Izzet Agoren, Business Development Director, Crystal Semantics
Semantic Advertising Technology: Using semantics to target placements & protect brands

Izzet Agoren will give an overview of the power and impact of semantics in advertising online. His presentation will include discussion of the following components:

  • Linguistics
  • Taxonomy development
  • Indexation
  • Technology application
  • Word sense disambiguation

Serafim Scandalos, Sales & Marketing Executive, Neurolingo LP

We will give an overview of the Mnemosyne Framework, a solutions platform by Neurolingo, which collects, analyzes, creates semantic annotations, distills and stores information from oversized unstructured data collections.

We will focus on the high-level architecture, the underlying technology and the key features and will also present some insights from indicative projects as well as our approach to the field of Content Analytics.

Rohini K. Srihari, Ph.D., CEO, Founder and Chief Scientist, Janya
Save money, time AND get better results? Why machine learning is a big part of the picture for content analytics.

In order to get the best results, content analytics systems typically need to be customized to handle the unique or localized language for a particular knowledge domain such as medical records or financial documents. Often this requires the laborious use of experts to analyze the language and create ?rules? or lexicons of terms for these domains.

All of this takes time and money. However, machine learning techniques combined with automated processes for performance evaluation can significantly speed up this process and provide better results than rule or lexicon based systems alone. In this talk, we will demonstrate the role of semi-supervised machine learning in content analytics and discuss case studies in government and business that have used this technology.

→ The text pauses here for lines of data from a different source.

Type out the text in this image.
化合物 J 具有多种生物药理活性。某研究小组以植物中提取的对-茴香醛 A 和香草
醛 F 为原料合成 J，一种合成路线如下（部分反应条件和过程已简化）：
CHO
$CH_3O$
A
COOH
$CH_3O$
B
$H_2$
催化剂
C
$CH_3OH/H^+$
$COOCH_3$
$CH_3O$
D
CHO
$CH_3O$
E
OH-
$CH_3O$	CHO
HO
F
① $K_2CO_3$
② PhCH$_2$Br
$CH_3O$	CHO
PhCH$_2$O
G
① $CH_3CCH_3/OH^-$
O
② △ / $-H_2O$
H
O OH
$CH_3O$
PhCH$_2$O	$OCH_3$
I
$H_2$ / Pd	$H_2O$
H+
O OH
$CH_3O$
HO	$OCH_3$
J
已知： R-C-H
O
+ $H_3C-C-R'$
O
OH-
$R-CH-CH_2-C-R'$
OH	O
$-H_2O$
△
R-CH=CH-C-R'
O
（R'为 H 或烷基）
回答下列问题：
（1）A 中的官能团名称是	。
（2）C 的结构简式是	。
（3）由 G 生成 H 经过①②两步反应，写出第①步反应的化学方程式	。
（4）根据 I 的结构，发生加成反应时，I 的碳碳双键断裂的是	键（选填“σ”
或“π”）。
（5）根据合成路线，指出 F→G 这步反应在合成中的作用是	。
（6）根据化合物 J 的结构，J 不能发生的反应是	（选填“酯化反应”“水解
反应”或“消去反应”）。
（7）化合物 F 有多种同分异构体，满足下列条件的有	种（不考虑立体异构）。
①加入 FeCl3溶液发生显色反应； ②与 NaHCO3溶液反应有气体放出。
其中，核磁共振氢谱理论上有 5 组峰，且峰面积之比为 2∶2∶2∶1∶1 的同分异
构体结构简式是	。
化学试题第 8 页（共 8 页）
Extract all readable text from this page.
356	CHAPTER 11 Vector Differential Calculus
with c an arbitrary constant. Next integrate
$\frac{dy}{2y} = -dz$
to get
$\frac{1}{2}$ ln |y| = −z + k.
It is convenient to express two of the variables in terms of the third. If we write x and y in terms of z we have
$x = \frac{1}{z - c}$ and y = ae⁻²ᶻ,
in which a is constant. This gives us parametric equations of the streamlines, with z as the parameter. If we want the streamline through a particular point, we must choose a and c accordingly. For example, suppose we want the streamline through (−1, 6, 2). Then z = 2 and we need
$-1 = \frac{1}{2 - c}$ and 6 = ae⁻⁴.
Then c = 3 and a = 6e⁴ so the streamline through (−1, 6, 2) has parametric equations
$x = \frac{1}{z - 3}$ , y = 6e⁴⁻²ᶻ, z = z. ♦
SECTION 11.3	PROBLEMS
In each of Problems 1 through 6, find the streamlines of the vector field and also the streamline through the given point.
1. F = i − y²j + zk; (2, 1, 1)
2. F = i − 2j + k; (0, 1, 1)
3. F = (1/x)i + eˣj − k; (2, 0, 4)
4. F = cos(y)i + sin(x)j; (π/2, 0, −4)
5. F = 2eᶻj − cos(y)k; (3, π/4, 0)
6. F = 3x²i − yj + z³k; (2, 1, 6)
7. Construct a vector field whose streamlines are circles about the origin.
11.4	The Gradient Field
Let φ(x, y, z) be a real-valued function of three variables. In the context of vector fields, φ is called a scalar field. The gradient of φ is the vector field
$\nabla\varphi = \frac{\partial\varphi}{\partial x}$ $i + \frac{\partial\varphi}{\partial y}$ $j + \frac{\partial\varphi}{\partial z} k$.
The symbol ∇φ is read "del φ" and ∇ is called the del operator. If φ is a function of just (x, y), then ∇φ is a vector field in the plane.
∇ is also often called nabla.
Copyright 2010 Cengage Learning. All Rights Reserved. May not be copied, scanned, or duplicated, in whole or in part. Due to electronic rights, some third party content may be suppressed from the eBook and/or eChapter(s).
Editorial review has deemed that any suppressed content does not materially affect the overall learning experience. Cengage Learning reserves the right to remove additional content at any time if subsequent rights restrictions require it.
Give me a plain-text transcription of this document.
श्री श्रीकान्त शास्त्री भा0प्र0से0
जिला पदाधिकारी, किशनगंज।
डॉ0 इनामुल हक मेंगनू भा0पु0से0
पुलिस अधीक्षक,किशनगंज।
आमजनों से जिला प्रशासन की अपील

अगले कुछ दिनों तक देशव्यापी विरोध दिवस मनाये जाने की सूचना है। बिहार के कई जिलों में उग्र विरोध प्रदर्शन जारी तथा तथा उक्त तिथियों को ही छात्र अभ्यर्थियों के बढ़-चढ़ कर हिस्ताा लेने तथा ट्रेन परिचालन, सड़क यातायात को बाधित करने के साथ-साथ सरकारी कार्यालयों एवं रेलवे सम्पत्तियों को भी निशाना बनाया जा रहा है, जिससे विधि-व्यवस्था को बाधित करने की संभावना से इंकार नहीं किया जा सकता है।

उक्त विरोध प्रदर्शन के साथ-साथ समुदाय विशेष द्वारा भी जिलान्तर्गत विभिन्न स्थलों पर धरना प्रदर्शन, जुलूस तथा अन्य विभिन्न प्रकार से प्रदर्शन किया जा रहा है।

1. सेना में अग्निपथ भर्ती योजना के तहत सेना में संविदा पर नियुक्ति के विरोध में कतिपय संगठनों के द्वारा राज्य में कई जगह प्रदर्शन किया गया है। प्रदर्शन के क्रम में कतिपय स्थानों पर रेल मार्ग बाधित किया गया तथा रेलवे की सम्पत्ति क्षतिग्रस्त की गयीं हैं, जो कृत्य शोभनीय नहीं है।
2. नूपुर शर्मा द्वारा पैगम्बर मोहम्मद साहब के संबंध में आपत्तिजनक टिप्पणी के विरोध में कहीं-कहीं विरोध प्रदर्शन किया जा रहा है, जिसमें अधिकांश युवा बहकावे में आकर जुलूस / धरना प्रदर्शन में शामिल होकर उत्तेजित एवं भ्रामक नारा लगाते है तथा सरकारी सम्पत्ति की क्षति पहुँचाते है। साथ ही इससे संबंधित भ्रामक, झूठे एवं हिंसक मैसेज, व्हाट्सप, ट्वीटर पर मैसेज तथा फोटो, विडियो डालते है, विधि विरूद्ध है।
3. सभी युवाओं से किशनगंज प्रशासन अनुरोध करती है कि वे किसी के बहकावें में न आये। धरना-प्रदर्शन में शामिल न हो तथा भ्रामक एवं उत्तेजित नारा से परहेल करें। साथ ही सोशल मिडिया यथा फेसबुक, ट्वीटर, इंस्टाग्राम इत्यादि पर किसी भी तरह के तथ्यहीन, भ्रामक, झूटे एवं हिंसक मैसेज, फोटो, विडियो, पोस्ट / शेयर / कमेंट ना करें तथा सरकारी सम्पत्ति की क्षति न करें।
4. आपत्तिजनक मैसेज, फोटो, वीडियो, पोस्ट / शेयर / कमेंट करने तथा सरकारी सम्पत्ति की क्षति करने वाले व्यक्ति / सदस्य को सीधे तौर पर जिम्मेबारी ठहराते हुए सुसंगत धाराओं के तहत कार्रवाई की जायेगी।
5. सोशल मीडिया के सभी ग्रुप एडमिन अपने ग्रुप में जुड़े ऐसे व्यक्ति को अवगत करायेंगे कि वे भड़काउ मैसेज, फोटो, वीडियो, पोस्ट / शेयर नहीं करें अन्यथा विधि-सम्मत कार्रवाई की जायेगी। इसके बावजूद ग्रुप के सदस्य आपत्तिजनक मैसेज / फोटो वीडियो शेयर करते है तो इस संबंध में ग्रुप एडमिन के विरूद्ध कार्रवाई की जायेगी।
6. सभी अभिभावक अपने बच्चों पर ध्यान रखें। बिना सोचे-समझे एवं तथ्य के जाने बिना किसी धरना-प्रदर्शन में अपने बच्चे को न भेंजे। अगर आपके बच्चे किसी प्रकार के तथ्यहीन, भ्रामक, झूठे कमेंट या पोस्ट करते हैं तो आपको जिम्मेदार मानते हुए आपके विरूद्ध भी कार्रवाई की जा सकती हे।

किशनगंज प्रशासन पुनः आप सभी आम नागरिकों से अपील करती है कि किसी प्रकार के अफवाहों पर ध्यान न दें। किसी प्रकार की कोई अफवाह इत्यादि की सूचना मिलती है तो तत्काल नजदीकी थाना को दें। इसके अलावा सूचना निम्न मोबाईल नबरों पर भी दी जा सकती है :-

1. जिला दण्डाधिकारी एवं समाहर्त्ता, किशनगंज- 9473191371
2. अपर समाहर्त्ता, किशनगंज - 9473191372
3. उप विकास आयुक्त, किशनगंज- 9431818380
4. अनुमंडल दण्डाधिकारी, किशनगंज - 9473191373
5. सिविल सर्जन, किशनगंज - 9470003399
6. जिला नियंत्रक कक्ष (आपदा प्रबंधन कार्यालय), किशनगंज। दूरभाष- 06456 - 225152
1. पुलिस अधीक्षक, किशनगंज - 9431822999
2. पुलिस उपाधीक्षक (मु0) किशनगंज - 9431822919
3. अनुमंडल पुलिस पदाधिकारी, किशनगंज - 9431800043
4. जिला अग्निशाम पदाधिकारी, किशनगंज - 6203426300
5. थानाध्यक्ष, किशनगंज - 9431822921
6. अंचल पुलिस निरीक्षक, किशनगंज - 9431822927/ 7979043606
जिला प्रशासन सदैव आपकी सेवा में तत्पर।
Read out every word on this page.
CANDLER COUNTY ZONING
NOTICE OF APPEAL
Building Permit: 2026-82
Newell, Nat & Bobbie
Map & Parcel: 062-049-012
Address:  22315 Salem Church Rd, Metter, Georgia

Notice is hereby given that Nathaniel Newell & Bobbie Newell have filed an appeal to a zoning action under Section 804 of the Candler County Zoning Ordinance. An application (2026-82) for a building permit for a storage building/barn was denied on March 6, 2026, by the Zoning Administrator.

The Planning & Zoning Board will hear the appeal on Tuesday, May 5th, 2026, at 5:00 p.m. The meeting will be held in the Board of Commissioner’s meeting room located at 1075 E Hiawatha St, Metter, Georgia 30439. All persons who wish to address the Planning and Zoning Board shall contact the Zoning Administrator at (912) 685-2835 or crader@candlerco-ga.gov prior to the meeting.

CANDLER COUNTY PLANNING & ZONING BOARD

Leonoor van der Beek, Research Manager, Q-Go
Continuously tap into the voice of the customer
Customers are continuously telling organizations what information they are looking for, which products they would like to buy, and what actions they would like to complete, by entering questions and search queries on the organization's website. A company that understands what customers are asking is able to answer questions on line, optimize web content and sell products that fit the customer's needs. Q-go's self-service solution is powered by semantic search technology, that not only enables you to hear the voice of your customer, but also understand what it's telling you. This talk will explain how to unlock the business value contained in online customer interaction and why understanding the voice of the customer requires a combination of smart algorithms, deep knowledge of your customer's language and loads of experience with actual user interactions. We will argue that understanding your customer is crucial for dealing with the growing number of mobile internet users, which expect immeadiate results and easily turn away if they don't find what they are looking for fast.
Anthony Vito, Software Engineer, TextWise
The Value of Semantic Discovery in CRM
Describes the theory of TextWise Semantic Signatures. Describes the functions, features, and use cases of the TextWise API in the general case of media, and the specific case of enterprise data. Demonstrates a Salesforce Application utilizing the TextWise API that is capable of automatically discovering related knowledge base articles to customer cases.
José Carlos González, CEO, DAEDALUS
Multilingual Web Mining Analytics

DAEDALUS has been providing solutions based on language technologies for the media, publishing and information services industries since 1998. Currently available solutions include:

  • Spell, grammar and style proofing of texts in English, Spanish, French and Italian
  • Automatic classification of texts/news according to standard schema (IPTC, in the media industry) or thesaurus (Eurovoc)
  • Automatic clustering
  • Plagiarism detection
  • Text filtering (anonymization, detection of inapropriate text)
  • Automatic information extraction from web sources
  • Semantic labeling
  • Fuzzy and semantic search
  • Sentiment and opinion analysis/mining
Current work includes multilingual semantic-based web mining analytics, where semantic analysis, including disambiguation, makes reference to entities and relations according to ontologies or thesauri (SUMO, DBpedia, WordNet)

Lunch & Networking
12:45 pm-1:45 pm Lunch & Networking
1:45 pm-2:20 pm Imagine a Nimble World: Challenging the Publishing Industry

Content needs to be free (like a bird, not a beer) -- free to be viewed across any platform at any time.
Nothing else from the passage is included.